Note that in a sequence, an ambiguous position can mean one of two things:

1. Options: all letters noted in the position are suitable.
2. Uncertainty: it's not exactly known what letter occupies the position.

This has implications for interpreting the Shannon information content of the sequence. For case (1) above (options), the Shannon information of a letter position is -log2(p), where p = 1 / n, with n letters in the alphabet. The information of a 1 letter-long sequence with 2 choices (e.g. A,T), from a 4-letter alphabet is 2 bit: -log2(1/4). For calculating information of longer sequences, the information of a position is multiplied by the length of the sequence.

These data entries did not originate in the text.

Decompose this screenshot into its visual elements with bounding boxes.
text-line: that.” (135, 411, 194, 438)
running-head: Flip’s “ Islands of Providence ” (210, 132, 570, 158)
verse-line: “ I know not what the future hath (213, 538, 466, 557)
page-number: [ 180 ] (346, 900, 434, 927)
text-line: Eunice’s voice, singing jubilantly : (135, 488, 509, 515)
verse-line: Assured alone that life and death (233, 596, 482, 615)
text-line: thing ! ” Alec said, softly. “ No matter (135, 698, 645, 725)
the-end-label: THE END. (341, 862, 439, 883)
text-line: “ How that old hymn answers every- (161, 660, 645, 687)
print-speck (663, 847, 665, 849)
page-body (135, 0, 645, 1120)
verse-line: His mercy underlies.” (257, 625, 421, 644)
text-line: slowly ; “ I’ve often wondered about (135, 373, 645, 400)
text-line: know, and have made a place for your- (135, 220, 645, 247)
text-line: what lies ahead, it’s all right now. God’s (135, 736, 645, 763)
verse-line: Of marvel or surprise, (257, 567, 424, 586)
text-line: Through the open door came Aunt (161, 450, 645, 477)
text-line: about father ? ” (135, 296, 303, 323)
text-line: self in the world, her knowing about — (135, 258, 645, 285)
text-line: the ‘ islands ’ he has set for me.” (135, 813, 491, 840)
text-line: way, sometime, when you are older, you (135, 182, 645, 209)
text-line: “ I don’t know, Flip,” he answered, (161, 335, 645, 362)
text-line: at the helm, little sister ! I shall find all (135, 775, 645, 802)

For case (2) (uncertainty), the probability (p) is calculated as the number of sequences represented divided by the number of possible sequences with the same length. Thus the information of A,T (which means one of A or T, but not known which one) is only 1 bit: -log2(2/4). Consequently, the information of the uncertain position A,T,C,G (representing A or T or C or G) is zero, because -log2(4/4) = 0.

Edit distance

The edit distance is the minimum number of operations required to transform one string into another. The Hamming distance is an edit distance where the only allowed operation is substitution. As with information, we get different values depending on interpretation of ambiguity and the way we measure distance. In the simplest case, we ignore segments and compare position in one sequence with position in the other. In case (1) (options), the Hamming distance between two positions is zero if any of the choices match. In case (2) (uncertainty), the distance is one minus the sum of the chance of a match for each choice, divided by the number of choices. The total distance between two sequences is the sum of distances of each position.

Install

pip install polymera

Usage

Define a sequence:

sequence = polymera.Sequence()
sequence.add_sequence_from_string("ATGAA,ATGCC|TATATTAGAAAAAA")
sequence.calculate_number_of_combinations()
# 2

Instantiate polymer:

polymer = polymera.Polymer(sequence, alphabet=polymera.bio.DNAAlphabet)
polymer.get_sequence_reverse_complement().to_string()
# TTTTTTCTAATATA|GGCAT,TTCAT

Get an exact sequence:

exact_seq = sequence.get_exact_seq(randomize=True)
exact_seq.to_string()
# ATGAATATATTAGAAAAAA

Polymera can calculate the information of a sequence, in bits:

sequence = polymera.Sequence()
sequence.add_sequence_from_string("T,A")
polymer = polymera.Polymer(
    sequence, alphabet=polymera.Alphabet(letters={"A", "T", "C", "G"})
)
polymer.get_information_content(method="option")
# 2

polymer.get_information_content(method="uncertainty")
# 1

Calculate Hamming distance:

seq1 = polymera.Sequence()
seq1.add_sequence_from_string("T,C,G|CCC")
seq2 = polymera.Sequence()
seq2.add_sequence_from_string("T|GGG")

polymera.hamming(seq1, seq2, comparison="options")
# 3
polymera.hamming(seq1, seq2, comparison="uncertainty")
# 3.666666666666667

Versioning

Polymera uses the semantic versioning scheme.

License = MIT

Polymera is free software, which means the users have the freedom to run, copy, distribute, study, change and improve the software.

Polymera was written at the Edinburgh Genome Foundry by Peter Vegh and is released under the MIT license.